The great English mathematician G.H. Hardy, speaking of his Indian protégé Ramanujan (see post 25) once quoted to his colleague Littlewood that “every integer was his [Ramanujan’s] personal friend”. “I like that,” said Littlewood “I wonder who said it?” “You did,” said Hardy.
Littlewood tells this story against himself in the wonderful autobiographical “Littlewood’s Miscellany” – a key reference for anyone who wants to understand how mathematicians think, even if half of it is incomprehensible to anyone without a degree in pure mathematics.
But for most of us, just catching on to how numbers behave would be a good start. Mathematician and stand-up comedian Matt Parker now offers a helping hand with an app called a polygonal number calculator (http://makeanddo4d.com/polygonal-number-calculator/). It allows the user to visualize numbers geometrically, and to follow how they interact and connect with each other in a variety of ways.

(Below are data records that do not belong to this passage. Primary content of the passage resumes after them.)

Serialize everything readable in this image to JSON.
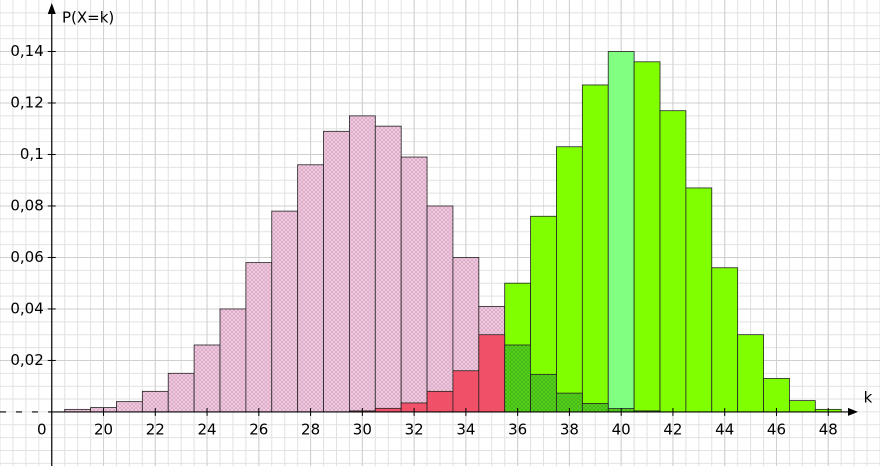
{
  "chart_data": {
    "type": "bar",
    "y_axis_label": "P(X=k)",
    "x_axis_label": "k",
    "origin_label": "0",
    "xlim": [
      16,
      50
    ],
    "ylim": [
      -0.021,
      0.16
    ],
    "y_axis_x": 18,
    "xticks": [
      20,
      22,
      24,
      26,
      28,
      30,
      32,
      34,
      36,
      38,
      40,
      42,
      44,
      46,
      48
    ],
    "yticks": [
      {
        "value": 0.02,
        "label": "0,02"
      },
      {
        "value": 0.04,
        "label": "0,04"
      },
      {
        "value": 0.06,
        "label": "0,06"
      },
      {
        "value": 0.08,
        "label": "0,08"
      },
      {
        "value": 0.1,
        "label": "0,1"
      },
      {
        "value": 0.12,
        "label": "0,12"
      },
      {
        "value": 0.14,
        "label": "0,14"
      }
    ],
    "grid": true,
    "minor_grid": {
      "x": 0.5,
      "y": 0.005
    },
    "highlight_x": 40,
    "highlight_color": "#80ff80",
    "series": [
      {
        "color": "#f6c8e2",
        "hatch": true,
        "x": [
          19,
          20,
          21,
          22,
          23,
          24,
          25,
          26,
          27,
          28,
          29,
          30,
          31,
          32,
          33,
          34,
          35
        ],
        "values": [
          0.001,
          0.0017,
          0.004,
          0.008,
          0.015,
          0.026,
          0.04,
          0.058,
          0.078,
          0.096,
          0.109,
          0.115,
          0.111,
          0.099,
          0.08,
          0.06,
          0.041
        ]
      },
      {
        "color": "#7fff00",
        "hatch": false,
        "x": [
          36,
          37,
          38,
          39,
          40,
          41,
          42,
          43,
          44,
          45,
          46,
          47,
          48
        ],
        "values": [
          0.05,
          0.076,
          0.103,
          0.127,
          0.14,
          0.136,
          0.117,
          0.087,
          0.056,
          0.03,
          0.013,
          0.0044,
          0.001
        ]
      },
      {
        "color": "#f05068",
        "hatch": false,
        "x": [
          30,
          31,
          32,
          33,
          34,
          35
        ],
        "values": [
          0.0004,
          0.0014,
          0.0035,
          0.008,
          0.016,
          0.03
        ]
      },
      {
        "color": "#52d21a",
        "hatch": true,
        "x": [
          36,
          37,
          38,
          39,
          40,
          41
        ],
        "values": [
          0.026,
          0.0146,
          0.0073,
          0.0033,
          0.0013,
          0.0004
        ]
      }
    ]
  }
}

It’s great fun, and for many people (especially those who learn best through visual imagery) it may provide a new and helpful way to think about numbers.
It’s not the first attempt to relate arithmetic, algebra and geometry – in fact, this is one of the major aims of modern mathematics, as Simon Singh marvelously reveals in Fermat’s Last Theorem. Going back further, someone (history uncertain: http://math.stackexchange.com/questions/886177/where-does-the-visual-multiplication-technique-originate-from) hundreds of years ago came up with a neat geometric method of multiplication. Briefly (as in the image above) draw a series of lines sloping upwards to the right to represent the first number, then a series crossing the first set and sloping downwards to the right to represent the second number. After that, it simply a matter of counting the crossing points.
If you want to learn about it in detail, here is a really good video: https://www.youtube.com/watch?v=0SZw8jpfAk0.
Now (if you are keen) it’s over to you to work out why it works!